大地に描かれた魔法陣が光を放ち、暗闇に包まれていた玉座の間にとって唯一の光となっていた。

そんな彼の様子を玉座の手すりに腰掛けた少女が見ていた。

細身の剣と鎧を身に着けている様子からすると、おそらくは剣士系の天職を持っているのだろう。
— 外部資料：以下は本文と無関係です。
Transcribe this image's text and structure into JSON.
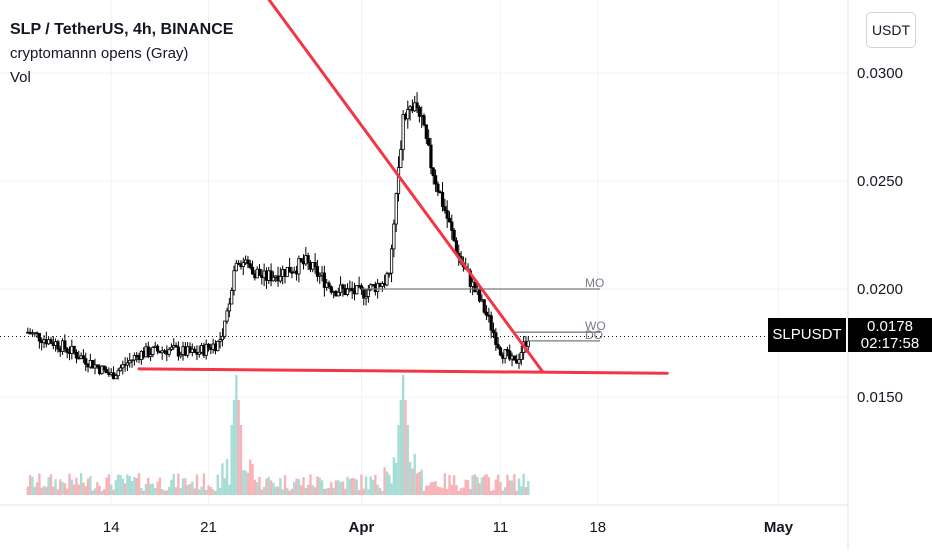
{
  "header": {
    "title": "SLP / TetherUS, 4h, BINANCE",
    "indicator_1": "cryptomannn opens (Gray)",
    "indicator_2": "Vol",
    "unit_button": "USDT"
  },
  "price_axis": {
    "ticks": [
      "0.0300",
      "0.0250",
      "0.0200",
      "0.0150"
    ],
    "current_price": "0.0178",
    "countdown": "02:17:58",
    "symbol_tag": "SLPUSDT"
  },
  "chart_data": {
    "type": "candlestick",
    "symbol": "SLP / TetherUS",
    "interval": "4h",
    "exchange": "BINANCE",
    "ylim": [
      0.01,
      0.034
    ],
    "x_tick_labels": [
      "14",
      "21",
      "Apr",
      "11",
      "18",
      "May"
    ],
    "last_price": 0.0178,
    "price_path": [
      {
        "date": "2021-03-08",
        "price": 0.018
      },
      {
        "date": "2021-03-10",
        "price": 0.0175
      },
      {
        "date": "2021-03-12",
        "price": 0.0168
      },
      {
        "date": "2021-03-14",
        "price": 0.016
      },
      {
        "date": "2021-03-16",
        "price": 0.017
      },
      {
        "date": "2021-03-18",
        "price": 0.0172
      },
      {
        "date": "2021-03-20",
        "price": 0.017
      },
      {
        "date": "2021-03-22",
        "price": 0.0176
      },
      {
        "date": "2021-03-23",
        "price": 0.0215
      },
      {
        "date": "2021-03-25",
        "price": 0.0205
      },
      {
        "date": "2021-03-28",
        "price": 0.0212
      },
      {
        "date": "2021-03-30",
        "price": 0.02
      },
      {
        "date": "2021-04-01",
        "price": 0.0198
      },
      {
        "date": "2021-04-03",
        "price": 0.0205
      },
      {
        "date": "2021-04-04",
        "price": 0.028
      },
      {
        "date": "2021-04-05",
        "price": 0.0285
      },
      {
        "date": "2021-04-06",
        "price": 0.0258
      },
      {
        "date": "2021-04-08",
        "price": 0.0215
      },
      {
        "date": "2021-04-10",
        "price": 0.0188
      },
      {
        "date": "2021-04-11",
        "price": 0.0172
      },
      {
        "date": "2021-04-12",
        "price": 0.0165
      },
      {
        "date": "2021-04-13",
        "price": 0.0178
      }
    ],
    "horizontal_levels": [
      {
        "label": "MO",
        "price": 0.02
      },
      {
        "label": "WO",
        "price": 0.018
      },
      {
        "label": "DO",
        "price": 0.0176
      }
    ],
    "trendlines": [
      {
        "name": "descending resistance",
        "color": "#f23645",
        "from": {
          "date": "2021-03-25",
          "price": 0.0337
        },
        "to": {
          "date": "2021-04-14",
          "price": 0.0162
        }
      },
      {
        "name": "horizontal support",
        "color": "#f23645",
        "from": {
          "date": "2021-03-16",
          "price": 0.0163
        },
        "to": {
          "date": "2021-04-23",
          "price": 0.0161
        }
      }
    ],
    "volume": {
      "colors": {
        "up": "#a8ddd6",
        "down": "#f7b4b8"
      },
      "spike_dates": [
        "2021-03-23",
        "2021-04-04"
      ]
    },
    "colors": {
      "up": "#000000",
      "down": "#000000",
      "grid": "#f0f3fa"
    },
    "grid": true
  }
}
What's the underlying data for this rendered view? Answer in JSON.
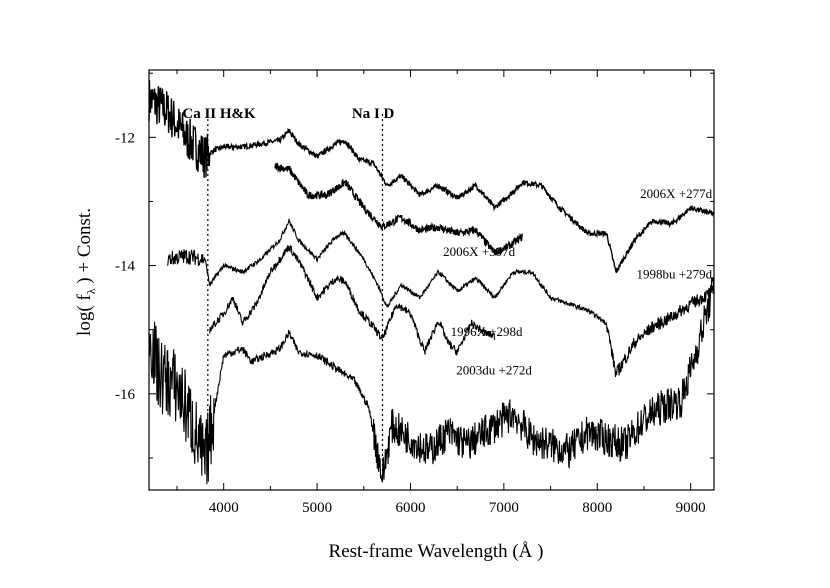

本来ピンク色のはずの長い髪が、魔法陣に照らされてオレンジ色になっている。

「ニカド、本当にやるのね?」

「もちろんだ」

ニカドと呼ばれた黒騎士は即答した。

少女に対して背を向けたまま、振り返る気配はない。

「この世界の誰かの天職を<魔王>にするスキル<劣塔の影>。これは<悪魔を呼ぶ者>の天職持ちにしか使えないスキルだ。……お前、この意味がわかるか?」

「さあ?」

「手は手でしか洗えない。つまり神は俺にこれを使えって言ってるんだよ」

「あら、神って詩人だったのね。でもいいの? その<魔王>って、自分以外の天職を強制的にランクダウンさせる特殊スキルが付加されるんでしょ? そうなったら私達も影響受けるんだけど?」

「それも神の意志だ」

「言うだけ無駄ってことね」

少女がため息を吐いたのを同意と受け取ったニカドは剣を抜くと、下に向けて両手で構えた。

彼がいるのは魔法陣の中心だ。

「世界はここから変わるのさ。神は俺に『世界を変えろ』って言ってるんだよ。……いくぜ! 劣塔の影!」

<悪魔を呼ぶ者>ニカドはそう叫びながら、勢いよく地面に剣を突き刺した。

直後、激しい紫の光が発生し、世界全体をを包み込んだ。